Reseña de Crimes of the Future de David Cronenberg
Vuelve Cronenberg. Vuelve ocho años después de su última película, Maps to the Stars y vuelve a su cine más visceral y oscuro, tras el giro que dio a principios de siglo con una Historia de violencia y Promesas del este. Vuelve el director de la nueva carne y del transhumanismo. Vuelve, pero no vuelve igual, claro. Han pasado treinta y nueve años desde Videodromo, treinta y seris menos desde la mosca o veintiséis desde Crash, por ejemplo. Este Cronenberg no es el mismo que entonces, pero mantiene gran parte de su esencia.
Antes del Festival de Cannes él mismo dijo que esperaba gente saliéndose de la sala a los quince minutos de la presentación. Tras el impacto de Titane el año pasado (muy influenciada por Cronenberg, por cierto) el listón estaba muy alto y no, no es para tanto. Ni su cine es tan visceral y salvaje como antaño, ni el público es tan impresionable como antes. De hecho, se podría decir que este Cronenberg es bastante más discursivo y menos visceral que el del S.XX; pero tampoco es que Crímes of the Futur sea una película para todos los públicos, no. Hay incisiones con sangre, extirpaciones de órganos, camas que parecen diseñadas por Giger, actos sexuales inclasificables (“la cirugía es el nuevo sexo”)… vamos, lo que uno espera de una mente como la Cronenberg quien, incluso, tiene tiempo para el humor. Dentro de ese entorno se puede apreciar una cierta ternura de Cronenberg hacia sus personajes, porque debajo de todo subyace una historia de amor.

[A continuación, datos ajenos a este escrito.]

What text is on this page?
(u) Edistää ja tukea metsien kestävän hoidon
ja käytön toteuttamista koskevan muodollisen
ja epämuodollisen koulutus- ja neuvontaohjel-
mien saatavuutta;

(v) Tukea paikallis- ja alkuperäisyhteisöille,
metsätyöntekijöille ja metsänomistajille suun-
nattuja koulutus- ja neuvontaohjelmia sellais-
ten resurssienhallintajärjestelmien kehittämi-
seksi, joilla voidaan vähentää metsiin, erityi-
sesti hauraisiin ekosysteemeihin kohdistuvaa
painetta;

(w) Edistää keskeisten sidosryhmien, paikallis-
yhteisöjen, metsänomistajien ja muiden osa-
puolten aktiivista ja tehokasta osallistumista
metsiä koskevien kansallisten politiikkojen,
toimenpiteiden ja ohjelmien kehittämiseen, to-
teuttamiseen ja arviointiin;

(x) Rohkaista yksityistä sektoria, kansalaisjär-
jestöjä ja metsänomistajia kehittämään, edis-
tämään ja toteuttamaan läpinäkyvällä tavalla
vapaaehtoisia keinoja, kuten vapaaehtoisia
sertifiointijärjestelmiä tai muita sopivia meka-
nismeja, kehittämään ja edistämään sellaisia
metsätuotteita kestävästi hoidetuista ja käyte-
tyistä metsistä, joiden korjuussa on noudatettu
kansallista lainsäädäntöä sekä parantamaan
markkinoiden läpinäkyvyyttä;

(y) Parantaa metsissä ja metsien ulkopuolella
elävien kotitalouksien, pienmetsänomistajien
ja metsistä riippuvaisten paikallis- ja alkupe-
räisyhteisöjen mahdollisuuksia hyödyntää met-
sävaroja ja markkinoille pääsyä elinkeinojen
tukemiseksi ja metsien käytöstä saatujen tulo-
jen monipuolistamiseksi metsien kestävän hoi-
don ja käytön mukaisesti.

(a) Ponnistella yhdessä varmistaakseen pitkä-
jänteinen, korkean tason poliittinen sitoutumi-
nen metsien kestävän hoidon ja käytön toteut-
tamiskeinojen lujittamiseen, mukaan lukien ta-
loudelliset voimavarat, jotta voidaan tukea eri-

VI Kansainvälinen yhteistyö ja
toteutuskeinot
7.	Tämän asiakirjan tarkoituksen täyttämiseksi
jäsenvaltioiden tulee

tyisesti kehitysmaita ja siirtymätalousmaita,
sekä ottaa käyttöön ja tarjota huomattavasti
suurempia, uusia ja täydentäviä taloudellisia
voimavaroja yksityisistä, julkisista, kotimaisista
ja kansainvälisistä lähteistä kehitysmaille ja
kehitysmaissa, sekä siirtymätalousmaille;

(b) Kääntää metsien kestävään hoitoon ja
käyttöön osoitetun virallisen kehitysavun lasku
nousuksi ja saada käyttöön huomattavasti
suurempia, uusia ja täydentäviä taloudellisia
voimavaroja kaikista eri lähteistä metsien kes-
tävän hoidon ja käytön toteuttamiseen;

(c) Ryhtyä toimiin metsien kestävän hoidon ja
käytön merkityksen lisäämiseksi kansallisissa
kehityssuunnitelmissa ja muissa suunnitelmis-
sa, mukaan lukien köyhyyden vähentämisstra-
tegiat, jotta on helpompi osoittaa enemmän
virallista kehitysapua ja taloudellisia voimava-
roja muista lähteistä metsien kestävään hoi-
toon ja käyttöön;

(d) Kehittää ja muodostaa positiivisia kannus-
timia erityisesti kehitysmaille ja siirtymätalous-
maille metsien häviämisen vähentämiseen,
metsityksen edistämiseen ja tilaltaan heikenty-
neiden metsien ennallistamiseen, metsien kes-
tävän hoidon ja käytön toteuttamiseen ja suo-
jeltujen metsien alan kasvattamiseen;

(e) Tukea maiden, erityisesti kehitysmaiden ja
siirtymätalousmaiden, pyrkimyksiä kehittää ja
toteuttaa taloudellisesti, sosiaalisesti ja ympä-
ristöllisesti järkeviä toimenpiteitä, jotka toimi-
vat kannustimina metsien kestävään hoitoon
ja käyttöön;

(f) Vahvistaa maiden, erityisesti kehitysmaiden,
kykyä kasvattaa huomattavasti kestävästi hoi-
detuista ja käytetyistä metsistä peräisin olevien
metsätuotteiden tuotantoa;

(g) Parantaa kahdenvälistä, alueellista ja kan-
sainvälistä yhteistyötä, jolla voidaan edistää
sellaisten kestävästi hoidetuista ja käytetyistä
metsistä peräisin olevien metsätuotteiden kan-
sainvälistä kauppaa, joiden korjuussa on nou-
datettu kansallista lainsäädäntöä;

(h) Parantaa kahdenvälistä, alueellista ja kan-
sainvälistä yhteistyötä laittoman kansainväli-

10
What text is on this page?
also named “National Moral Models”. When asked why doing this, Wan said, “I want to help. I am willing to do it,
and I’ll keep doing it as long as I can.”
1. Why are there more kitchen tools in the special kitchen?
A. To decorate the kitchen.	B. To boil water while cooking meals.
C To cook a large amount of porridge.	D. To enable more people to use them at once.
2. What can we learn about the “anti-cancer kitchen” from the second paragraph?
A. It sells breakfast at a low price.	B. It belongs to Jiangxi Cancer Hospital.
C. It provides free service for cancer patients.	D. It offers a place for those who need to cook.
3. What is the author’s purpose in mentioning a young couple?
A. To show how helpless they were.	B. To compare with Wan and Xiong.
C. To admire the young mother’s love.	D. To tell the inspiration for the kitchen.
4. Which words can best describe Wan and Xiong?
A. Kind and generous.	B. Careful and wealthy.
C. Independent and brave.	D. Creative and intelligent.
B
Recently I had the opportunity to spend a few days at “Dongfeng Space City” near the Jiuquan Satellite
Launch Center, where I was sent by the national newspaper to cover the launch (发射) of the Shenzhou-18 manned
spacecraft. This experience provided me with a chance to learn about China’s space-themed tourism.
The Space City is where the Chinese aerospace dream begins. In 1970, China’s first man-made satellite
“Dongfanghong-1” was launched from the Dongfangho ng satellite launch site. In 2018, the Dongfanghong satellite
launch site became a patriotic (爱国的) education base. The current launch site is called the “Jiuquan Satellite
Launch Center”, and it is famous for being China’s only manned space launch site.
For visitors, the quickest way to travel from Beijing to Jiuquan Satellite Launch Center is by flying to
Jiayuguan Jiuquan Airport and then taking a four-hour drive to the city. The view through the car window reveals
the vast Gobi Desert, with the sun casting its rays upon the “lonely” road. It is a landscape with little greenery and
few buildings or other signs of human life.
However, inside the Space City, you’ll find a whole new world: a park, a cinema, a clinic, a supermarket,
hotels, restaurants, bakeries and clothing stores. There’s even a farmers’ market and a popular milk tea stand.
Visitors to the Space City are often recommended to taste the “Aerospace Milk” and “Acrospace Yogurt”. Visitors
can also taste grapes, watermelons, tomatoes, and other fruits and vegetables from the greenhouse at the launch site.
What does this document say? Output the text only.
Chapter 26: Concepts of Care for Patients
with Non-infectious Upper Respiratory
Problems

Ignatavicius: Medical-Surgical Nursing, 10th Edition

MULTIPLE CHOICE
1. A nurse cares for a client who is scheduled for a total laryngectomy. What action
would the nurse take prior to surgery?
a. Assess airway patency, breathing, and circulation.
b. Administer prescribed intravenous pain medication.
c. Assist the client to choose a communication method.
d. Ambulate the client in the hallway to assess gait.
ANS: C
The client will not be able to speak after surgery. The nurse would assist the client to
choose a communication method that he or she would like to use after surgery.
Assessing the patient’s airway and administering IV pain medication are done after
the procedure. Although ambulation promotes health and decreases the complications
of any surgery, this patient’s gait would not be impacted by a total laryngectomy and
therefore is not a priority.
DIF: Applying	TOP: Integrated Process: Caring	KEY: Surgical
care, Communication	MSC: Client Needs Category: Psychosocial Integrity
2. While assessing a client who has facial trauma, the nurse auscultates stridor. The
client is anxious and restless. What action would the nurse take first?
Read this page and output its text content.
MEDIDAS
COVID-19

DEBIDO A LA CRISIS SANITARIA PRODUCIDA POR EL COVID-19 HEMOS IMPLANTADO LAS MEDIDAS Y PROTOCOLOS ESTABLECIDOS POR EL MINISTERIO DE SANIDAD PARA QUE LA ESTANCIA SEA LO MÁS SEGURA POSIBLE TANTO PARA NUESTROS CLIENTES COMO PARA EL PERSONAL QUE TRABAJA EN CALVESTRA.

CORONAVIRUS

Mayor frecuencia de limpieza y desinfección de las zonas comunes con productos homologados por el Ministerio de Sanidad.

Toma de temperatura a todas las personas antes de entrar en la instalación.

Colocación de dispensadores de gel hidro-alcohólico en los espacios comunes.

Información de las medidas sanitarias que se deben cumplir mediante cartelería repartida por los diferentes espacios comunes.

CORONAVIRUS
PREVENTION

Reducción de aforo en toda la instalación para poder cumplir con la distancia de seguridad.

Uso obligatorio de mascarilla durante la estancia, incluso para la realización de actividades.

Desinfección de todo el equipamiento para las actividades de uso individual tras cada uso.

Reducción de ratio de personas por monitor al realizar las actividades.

Crimes of the Future transcurre en un futuro distópico que no parece demasiado lejano en el que el dolor ha sido prácticamente eliminado. Eso ha provocado que la gente experimente con sus cuerpos, realicen prácticas sexuales salvajes y practiquen performances que impliquen cirugía en directo. Por otro lado cada vez más humanos han desarrollado un síndrome que hace que creen órganos nuevos, aunque muchas veces no tengan una utilidad clara. Uno de los mejores artistas performativos es Saul Tenser (Viggo Mortensen) que junto con su partenaire Caprice (Lea Seydoux) ha adquirido muchísima fama por sus espectáculos que consisten en extirpar y tatuar los órganos nuevos que crea Saul en directo. Frente a los nuevos órganos hay diferentes posturas, quienes creen que hay que extirparlos porque hay que mantener el orden frente al caos, quienes creen que es el siguiente paso de la evolutivo para dejar atrás la humanidad y quienes creen que hay que catalogarlo y controlarlo. Irán apareciendo diferentes personajes, con diferentes posturas que conformarán una especie de trama noir con traiciones, investigaciones, seducciones, triángulos amorosos y asesinatos.
Es a través de esos personajes como Cronenberg va estructurando sus discursos. Hay tiempo para hablar del arte y la creación, del desastre medioambiental (presente también en la ambientación de la película), del miedo hacia lo desconocido, del control gubernamental hacia el cuerpo humano, de la interacción entre humanos y máquinas o, incluso, del amor. También es cierto que trata de abordar demasiados temas y quizá le falta algo de concrección. Cronenberg dirige con precisión quirúrgica (no he podido resistirme a decir esto en esta película precisamente) apoyándose en un gran trabajo de fotografía de Douglas Koch, la gran partitura de Howard Shore y el notable trabajo de su reparto para crear una atmósfera decadente y lúgubre, saliendo vencedor cada vez que una escena se debate entre lo sublime o lo ridículo. Viggo Mortensen, con sus pesados movimientos y su evidente malestar corporal contrasta, y a la vez rebosa química, con el entusiasmo y sexualidad de Lea Seydoux. Quizá la única que desentone entre un reparto contenido a pesar de los excesos sea una excesivamente cargada de mohínes Kristen Stewart.
El mundo sin dolor físico que nos plantea Cronenberg no parece agradable. Da pie a aberraciones y deshumanizaciones. Como si la pérdida de las señales de advertencia, eso es el dolor al fin y al cabo, hubiera hecho perder el sentido común a la sociedad, la hubiera deshumanizado. Quizá Cronenberg trate de avisarnos de que esta sociedad está dejando de oir las señales de advertencia que nos causaban el dolor emocional, la vergüenza y la repugnancia moral. He empezado diciendo que el público de hoy ya no es (no somos) como el de las primeras películas de Cronenberg. Ojalá eso fuera lo único que ha dejado de resolvernos por las tripas.